Socialism and a worker's revolution as I see it have to be the act of a large number of workers themselves (like the Russian Revolution as opposed to USSR tanks "liberating" countries in Eastern Europe and setting up socialism) who would organize together, take over their workplaces and set up new institutions for collective and democratic control of society. Repression as we know it would not be needed and would hurt such a society.
4. Market economy leads to a failed economy. If anyone says that economic failure is the reason that communism is impossible, laugh in their face and make them read some economic figures about the world-wide recession. Then point out that as much as capitalist newspapers and economists and politicians repeatedly declare that capitalism is "fixed" there have been regular busts and failures of the economy (aside from the post-war 1950s-1970s) because it is the nature of capitalism to do so. What's more, even a up-cycle or a boom-period for capitalism results in much misery for many workers. The capitalist economy has seen record profits over the last generation, but this has not translated into higher living standards for workers in the industrial countries. In the US, wages have stagnated during this time and workers have less social safety nets, less union power, less job stability.
Barry Lyndon
27th June 2010, 01:33
As a Marxist, I often engage in debates with supporters of the Capitalist system, and there are four "flaws" within Marxism that I cannot refute. I was wondering if someone slightly more educated in the theories of Communism could help me with these:
(1) Human's are selfish by nature.
(2) There is no incentive for the workers to produce.
(3) Every Communist society in history has had a poor human rights record.
(4) Central economic planning leads to a failed economy.
I have read the Communist Manifesto, a few articles by Lenin, and parts of The Origin of Family, Private Property, and the State. If someone who has confronted the above problems and can refute them will help me, it would be greatly appreciated.
Good responses so far. Here's my two cents:
1) This is something that is asserted all the time, but there is no evidence presented for it. If humans are just selfish by nature, ask whoever is making this assertion how they explain the existence of humanitarian aid workers all over the world, people like Doctors without Borders, who expose themselves to great danger and discomfort on a daily basis for little or no material reward?
You can point out that slave owners in ancient Greece and 19th-century America considered slavery to be a 'natural' feature of human existence at their time. Or that kings and barons considered feudalism and monarchy to be a 'natural' as well. So what basis does this person have to assert that human society will always be governed by greed, exploitation, and inequality, just because it often has been in the past?

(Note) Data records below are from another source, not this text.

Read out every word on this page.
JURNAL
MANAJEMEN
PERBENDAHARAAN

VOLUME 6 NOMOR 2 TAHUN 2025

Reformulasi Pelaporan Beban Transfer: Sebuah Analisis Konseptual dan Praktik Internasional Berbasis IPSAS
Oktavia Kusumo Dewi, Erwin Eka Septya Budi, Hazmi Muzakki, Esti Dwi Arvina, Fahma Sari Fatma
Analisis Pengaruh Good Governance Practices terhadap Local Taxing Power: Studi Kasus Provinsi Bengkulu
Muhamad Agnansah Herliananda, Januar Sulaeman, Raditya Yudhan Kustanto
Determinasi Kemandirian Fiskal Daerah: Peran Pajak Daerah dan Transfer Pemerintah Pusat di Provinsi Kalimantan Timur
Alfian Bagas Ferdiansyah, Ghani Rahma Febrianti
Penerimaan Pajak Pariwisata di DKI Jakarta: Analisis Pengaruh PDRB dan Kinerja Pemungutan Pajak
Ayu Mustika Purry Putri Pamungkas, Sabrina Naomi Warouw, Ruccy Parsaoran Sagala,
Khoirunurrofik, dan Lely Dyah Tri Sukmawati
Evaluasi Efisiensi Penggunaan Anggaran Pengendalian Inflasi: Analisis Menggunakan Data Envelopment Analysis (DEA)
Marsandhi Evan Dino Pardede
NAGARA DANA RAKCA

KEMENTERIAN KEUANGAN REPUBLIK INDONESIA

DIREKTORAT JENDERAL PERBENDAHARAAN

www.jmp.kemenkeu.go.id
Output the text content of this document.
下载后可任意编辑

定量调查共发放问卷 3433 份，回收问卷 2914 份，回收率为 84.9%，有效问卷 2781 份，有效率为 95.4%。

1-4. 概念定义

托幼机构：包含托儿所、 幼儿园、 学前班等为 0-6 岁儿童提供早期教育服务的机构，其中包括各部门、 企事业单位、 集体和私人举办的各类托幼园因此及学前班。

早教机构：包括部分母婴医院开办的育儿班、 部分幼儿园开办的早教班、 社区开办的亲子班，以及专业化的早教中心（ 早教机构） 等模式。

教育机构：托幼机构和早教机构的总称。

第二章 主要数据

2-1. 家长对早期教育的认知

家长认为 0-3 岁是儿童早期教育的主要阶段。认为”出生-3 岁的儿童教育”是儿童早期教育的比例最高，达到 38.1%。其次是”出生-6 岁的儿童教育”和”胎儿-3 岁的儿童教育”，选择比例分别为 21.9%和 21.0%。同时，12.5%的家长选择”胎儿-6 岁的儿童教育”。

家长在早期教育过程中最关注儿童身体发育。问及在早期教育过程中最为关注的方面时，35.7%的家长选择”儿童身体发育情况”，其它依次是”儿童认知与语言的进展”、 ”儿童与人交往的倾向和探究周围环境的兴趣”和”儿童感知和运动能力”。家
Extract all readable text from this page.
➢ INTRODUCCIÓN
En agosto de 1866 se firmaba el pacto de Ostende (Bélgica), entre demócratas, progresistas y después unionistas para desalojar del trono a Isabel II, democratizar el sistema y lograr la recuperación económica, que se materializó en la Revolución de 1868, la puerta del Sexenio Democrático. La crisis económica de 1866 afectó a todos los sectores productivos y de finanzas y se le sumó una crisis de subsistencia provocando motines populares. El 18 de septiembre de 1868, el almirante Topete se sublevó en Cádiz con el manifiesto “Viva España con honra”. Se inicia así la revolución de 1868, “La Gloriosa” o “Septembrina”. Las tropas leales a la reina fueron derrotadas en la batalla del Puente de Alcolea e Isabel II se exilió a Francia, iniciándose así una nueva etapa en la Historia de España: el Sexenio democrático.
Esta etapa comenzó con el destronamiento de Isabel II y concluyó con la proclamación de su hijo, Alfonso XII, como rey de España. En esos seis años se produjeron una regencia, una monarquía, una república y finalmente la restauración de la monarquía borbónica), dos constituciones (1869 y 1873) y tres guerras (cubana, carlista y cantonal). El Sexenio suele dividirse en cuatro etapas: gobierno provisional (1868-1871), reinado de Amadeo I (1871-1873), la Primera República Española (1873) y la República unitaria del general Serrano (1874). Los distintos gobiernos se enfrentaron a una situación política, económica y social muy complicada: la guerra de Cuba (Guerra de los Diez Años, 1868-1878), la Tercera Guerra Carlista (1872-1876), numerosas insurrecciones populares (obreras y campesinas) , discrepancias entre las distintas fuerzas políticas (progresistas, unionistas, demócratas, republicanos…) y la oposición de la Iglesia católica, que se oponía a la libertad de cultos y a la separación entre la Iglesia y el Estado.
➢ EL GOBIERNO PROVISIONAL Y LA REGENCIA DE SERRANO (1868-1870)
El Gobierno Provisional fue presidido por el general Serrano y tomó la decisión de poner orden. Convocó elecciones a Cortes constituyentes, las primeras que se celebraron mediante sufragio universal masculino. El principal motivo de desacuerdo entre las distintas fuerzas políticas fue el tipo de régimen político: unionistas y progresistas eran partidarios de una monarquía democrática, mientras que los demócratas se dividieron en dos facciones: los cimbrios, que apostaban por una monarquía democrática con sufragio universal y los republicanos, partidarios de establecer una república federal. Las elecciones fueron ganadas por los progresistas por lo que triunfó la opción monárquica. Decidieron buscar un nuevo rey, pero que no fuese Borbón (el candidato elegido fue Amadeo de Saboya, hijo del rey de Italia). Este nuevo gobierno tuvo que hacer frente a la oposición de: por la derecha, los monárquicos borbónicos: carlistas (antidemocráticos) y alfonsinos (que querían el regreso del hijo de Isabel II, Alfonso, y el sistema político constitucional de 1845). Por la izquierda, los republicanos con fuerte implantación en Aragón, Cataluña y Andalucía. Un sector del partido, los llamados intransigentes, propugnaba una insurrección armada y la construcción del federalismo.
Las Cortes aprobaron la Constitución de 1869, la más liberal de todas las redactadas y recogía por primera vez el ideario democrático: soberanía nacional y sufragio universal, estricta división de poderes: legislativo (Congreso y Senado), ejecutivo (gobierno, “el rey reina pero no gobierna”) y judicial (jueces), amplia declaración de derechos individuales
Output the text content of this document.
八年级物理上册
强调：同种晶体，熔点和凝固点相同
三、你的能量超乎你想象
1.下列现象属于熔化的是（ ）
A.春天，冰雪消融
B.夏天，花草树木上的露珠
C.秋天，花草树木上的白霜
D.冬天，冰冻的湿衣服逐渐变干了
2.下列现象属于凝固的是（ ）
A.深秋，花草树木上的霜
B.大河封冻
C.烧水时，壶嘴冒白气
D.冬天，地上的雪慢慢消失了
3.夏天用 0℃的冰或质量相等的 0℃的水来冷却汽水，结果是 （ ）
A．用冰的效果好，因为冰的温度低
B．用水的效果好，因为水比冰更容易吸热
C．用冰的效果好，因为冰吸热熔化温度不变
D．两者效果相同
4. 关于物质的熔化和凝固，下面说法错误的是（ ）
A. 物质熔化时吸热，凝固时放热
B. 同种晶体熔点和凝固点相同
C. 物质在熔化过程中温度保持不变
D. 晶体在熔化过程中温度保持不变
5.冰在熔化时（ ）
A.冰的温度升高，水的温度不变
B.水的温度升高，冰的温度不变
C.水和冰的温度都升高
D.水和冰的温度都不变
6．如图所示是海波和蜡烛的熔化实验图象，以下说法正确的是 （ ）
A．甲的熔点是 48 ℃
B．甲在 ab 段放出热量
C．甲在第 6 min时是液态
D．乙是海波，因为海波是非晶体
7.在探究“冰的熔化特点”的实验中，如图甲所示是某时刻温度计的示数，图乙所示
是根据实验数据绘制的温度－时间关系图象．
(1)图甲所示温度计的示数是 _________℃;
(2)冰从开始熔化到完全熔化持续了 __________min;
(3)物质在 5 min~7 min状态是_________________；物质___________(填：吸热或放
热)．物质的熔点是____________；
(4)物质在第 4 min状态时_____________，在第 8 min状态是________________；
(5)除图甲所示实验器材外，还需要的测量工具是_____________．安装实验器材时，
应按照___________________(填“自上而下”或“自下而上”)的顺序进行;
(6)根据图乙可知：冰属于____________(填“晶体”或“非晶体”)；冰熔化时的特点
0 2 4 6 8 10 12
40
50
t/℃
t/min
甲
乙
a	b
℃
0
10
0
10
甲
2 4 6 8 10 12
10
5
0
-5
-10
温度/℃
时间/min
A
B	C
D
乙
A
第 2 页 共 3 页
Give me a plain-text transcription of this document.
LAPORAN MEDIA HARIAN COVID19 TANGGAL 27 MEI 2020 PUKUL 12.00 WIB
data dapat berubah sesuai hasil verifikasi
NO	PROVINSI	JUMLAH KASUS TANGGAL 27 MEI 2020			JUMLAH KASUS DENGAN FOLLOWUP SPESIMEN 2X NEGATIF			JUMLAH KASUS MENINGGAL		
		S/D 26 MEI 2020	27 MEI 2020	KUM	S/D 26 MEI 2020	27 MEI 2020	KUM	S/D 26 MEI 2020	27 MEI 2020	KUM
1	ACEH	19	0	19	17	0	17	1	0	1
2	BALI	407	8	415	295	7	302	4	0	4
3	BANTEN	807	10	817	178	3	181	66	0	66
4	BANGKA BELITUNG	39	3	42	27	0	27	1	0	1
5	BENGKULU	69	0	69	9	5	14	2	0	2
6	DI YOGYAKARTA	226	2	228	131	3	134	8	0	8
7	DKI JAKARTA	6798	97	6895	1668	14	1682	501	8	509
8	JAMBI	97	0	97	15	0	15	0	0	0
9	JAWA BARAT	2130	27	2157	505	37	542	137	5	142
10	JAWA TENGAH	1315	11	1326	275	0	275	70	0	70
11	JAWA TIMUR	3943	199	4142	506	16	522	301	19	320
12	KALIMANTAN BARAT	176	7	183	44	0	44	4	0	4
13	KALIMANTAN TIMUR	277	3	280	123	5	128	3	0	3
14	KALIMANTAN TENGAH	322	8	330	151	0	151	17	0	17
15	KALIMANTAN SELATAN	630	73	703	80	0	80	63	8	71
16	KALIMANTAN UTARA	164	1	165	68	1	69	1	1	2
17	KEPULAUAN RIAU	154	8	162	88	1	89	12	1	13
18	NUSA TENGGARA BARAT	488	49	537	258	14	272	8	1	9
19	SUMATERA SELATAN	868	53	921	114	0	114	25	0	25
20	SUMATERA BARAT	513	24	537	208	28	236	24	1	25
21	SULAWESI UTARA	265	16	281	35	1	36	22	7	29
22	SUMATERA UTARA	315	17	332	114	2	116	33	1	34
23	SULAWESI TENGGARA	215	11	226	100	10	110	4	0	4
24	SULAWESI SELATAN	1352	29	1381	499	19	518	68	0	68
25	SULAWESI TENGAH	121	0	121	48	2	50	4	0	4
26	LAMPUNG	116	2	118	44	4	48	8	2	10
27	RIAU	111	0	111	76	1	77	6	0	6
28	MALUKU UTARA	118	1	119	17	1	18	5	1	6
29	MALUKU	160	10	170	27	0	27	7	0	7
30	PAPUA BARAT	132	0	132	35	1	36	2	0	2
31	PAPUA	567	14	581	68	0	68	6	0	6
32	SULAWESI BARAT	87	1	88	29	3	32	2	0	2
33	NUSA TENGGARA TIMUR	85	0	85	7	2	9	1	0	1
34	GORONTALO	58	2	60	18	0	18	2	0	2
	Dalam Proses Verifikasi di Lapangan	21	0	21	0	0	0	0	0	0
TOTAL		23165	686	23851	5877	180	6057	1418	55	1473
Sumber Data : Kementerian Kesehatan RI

2) This has already been spoken to in this thread.
3) What are 'human rights'? We often consider human rights to be confined to the right to free speech, assembly, freedom of the press, to have elections, etc etc. But isn't the freedom not to starve also a human right? The right to have a roof over your head? The right to receive health care? To have an education? To be employed? For women to not be treated like chattel? To be free from the yoke of imperialism?
If you put 'human rights' in those terms, then the Communist regimes in Russia, Eastern Europe, China, Vietnam, and Cuba made tremendous strides in human rights. For all their faults, the Communist countries, which were never as rich as the capitalist ones, transformed desperately impoverished societies into places where everyone was protected by a social safety net, where human need was prioritized over profit.
Throw that assertion back in his face. If he's concerned about 'human rights', why does he support a system that puts tens of millions of people in sweatshops, that condemns millions of children to death from starvation and preventable diseases every year(about 20,000 deaths per day)? Why does he support a system that reduces human labor, and thus life itself, to nothing more then a commodity to be bought and sold?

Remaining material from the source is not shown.